Progressive Conservative leadership contender Jim Prentice became the first candidate to release his donor list to the public on Friday, revealing the campaign has raised over $1.8 million since he joined the race in May.
The former federal MP received the lion’s share of his backing from 39 donors contributing a total of $925,000, including Ford dealership owner Denny Andrews, former TransAlta Pipelines chairman Richard Haskayne, Shaw Communications executive J.R. Shaw, and Canadian businessman and former Edmonton city councilor Stanley Milner.
“I am proactively disclosing all my donations well ahead of Elections Alberta requirements, because this is the kind of honest leadership that Albertans are asking for right across this province,” said Prentice in a statement.
Donations of $250 or less came from 203 donors while 180 donors gave up to $1,000, and 142 donors gave between $1,001 and $10,000. Prentice received donations from Cenovus Energy, Century Casinos, LaFarge Canada, and Telus as well as Irving and Dianne Kipnes and Edmonton-Gold Bar MLA David Dorward, the only MLA to donate. Prentice also donated to his own campaign.

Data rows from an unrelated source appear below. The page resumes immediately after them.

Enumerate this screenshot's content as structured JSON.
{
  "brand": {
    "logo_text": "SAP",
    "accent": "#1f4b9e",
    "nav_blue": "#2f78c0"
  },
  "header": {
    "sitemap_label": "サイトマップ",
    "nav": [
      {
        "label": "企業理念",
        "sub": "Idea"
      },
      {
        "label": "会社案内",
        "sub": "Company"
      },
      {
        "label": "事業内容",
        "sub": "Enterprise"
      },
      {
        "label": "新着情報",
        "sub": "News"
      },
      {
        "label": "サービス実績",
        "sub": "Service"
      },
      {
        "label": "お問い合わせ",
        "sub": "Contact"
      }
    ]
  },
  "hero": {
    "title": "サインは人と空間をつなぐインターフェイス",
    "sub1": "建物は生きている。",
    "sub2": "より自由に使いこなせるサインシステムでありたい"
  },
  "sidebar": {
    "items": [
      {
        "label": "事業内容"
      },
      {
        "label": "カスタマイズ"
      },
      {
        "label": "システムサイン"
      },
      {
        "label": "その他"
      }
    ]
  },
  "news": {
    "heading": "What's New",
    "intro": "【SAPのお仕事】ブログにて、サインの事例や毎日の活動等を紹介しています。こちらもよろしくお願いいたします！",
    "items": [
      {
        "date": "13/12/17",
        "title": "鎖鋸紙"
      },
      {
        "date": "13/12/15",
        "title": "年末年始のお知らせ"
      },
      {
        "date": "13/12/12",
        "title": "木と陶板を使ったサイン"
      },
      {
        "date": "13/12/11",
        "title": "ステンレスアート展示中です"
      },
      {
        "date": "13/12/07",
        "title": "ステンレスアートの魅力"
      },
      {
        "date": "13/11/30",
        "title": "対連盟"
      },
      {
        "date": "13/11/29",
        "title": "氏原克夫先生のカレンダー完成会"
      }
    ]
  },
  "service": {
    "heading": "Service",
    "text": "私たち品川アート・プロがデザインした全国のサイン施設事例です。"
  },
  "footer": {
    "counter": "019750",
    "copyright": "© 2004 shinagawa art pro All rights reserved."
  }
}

The campaign says Prentice’s fundraising would be critical for the embattled PC’s going into the 2016 election. Prentice challenged his rivals Ric McIver and Thomas Lukaszuk to release their lists. Both former ministers have said they will.
The Canadian Taxpayers Federation (CTF) also released expense documents from Prentice’s time as a federal cabinet minister on Friday. CTF Alberta Director Derek Fildebrandt was previously told by federal Aboriginal Affairs and Northern Development representatives that Prentice’s expense claims from his time as minister were destroyed but after a month-long review and repeated queries, the department admitted the lack of records “was the result of a number of administrative errors connected to the accessing and labeling of archived copies of these receipts.”
“It doesn’t pass the smell test for us,” said Fildebrandt, who received over 3,200 pages of Prentice’s expenses.
“I don’t have very much faith in the completion of these records or that they were handled without any political interference.”
An initial review of the documents shows that in July 2007, Prentice’s office chartered a King Air 100 plane to fly from Calgary to Fort MacLeod, a distance of roughly 170 kilometres. Fildebrandt says the $2,970.92 flight had just four passengers. Fildebrandt cited Parliament of Canada procedures that dictate MP’s and their staff use “the most economical and practical means of transportation” as well as the “most direct route available.”
“It wouldn’t strike anyone in Calgary as something remotely normal to charter a plane for the short haul drive to Fort McLeod. It’s a short drive that many Calgarians make on a Sunday afternoon. To charter a plane is baffling,” he said.
Prentice has pledged to fly commercial whenever possible if he becomes premier. PC members will choose Alberta’s next premier on September 6.